Monday, 15 August 2011

Spain - Exciting times

Posted by Giles Burke-Gaffney, Buying Director

I completed my annual 5 day 1000k+ road trip to Spain recently to taste the newly released wines, mostly 2008, with a sneak preview of what delights 2009 and 2010 have to offer, aswell. Apart from leaving me sick to the back teeth of my hire car, the trip made me feel incredibly upbeat about Spain's credentials as a source of high quality wine. The country is still suffering from terrible economic turmoil but its broad group of fine wine producers should be well placed to shift their emphasis from a faltering home market to export. It is incredibly rare for wine-producing countries to be known for producing both top quality and great value wines, usually a place is labelled as one or the other. Spain, however, carries off both to remarkably great effect. This is due to a generation of rigorous growers who are re-discovering their traditions, saving indigenous grape varieties and making wine with passion and attention to detail.
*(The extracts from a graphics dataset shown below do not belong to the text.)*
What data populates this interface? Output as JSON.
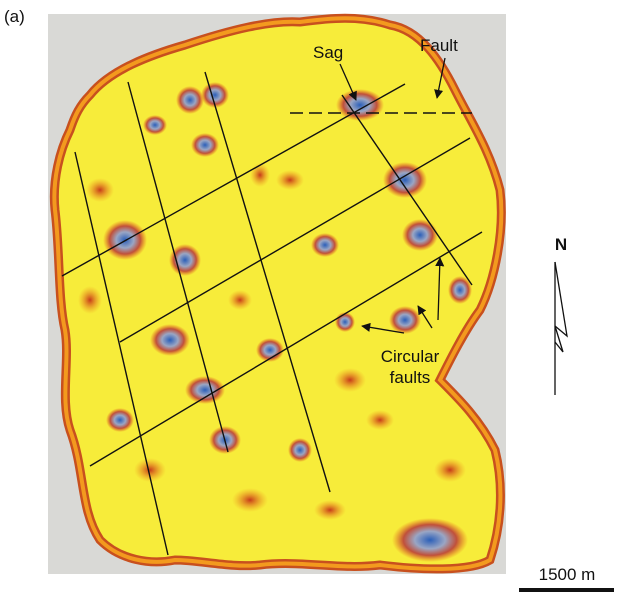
{
  "panel_label": "(a)",
  "annotations": {
    "sag": "Sag",
    "fault": "Fault",
    "circular_faults": [
      "Circular",
      "faults"
    ]
  },
  "north_arrow": "N",
  "scale_bar": "1500 m"
}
Whilst producers within Rioja continue to raise their qualitative bar to even greater heights, with growers such as the Egurens of Sierra Cantabria focusing their efforts on single vineyards of the low-yielding Tempranillo Peludo clone, Spain can increasingly offer more than just Rioja - be it Garnacha and Carinena from Priorat; Tinta del Toro from Toro; Old vine Verdejo from southern Rueda; Tinto Fino from Ribera del Duero; or top notch Albarino or Godello from Rias Baixas. Additionally there are now an increasing number of re-envigorated wine regions offering great wines that offer as good a "bang for buck" as anywhere in the world, places such as Jumilla, Manchuela, Yecla and Campo de Borja. However for me the most interesting new place that my recent forays unearthed was a Catalan wine region an hour south of Priorat called Terra Alta. A high altitude of 400 metres above sea, proximity to the Mediterranean, wonderful chalk limestone and sand soils (a cross-section of which is pictured above) and some old vines, all make for first class wine. Even better it is still a relative unknown on export markets and in trying to carve itself a global reputation, Terra Alta offers excellent value, too. The only shame is that the region relies on a very small group of quality producers, most of the land still being dominated by small growers selling to the cooperative.

So to the Country's wine-producing merits of quality and value, you can add diversity. Vinously, at least, these are exciting times for Spain. It feels like there is still so much more to come.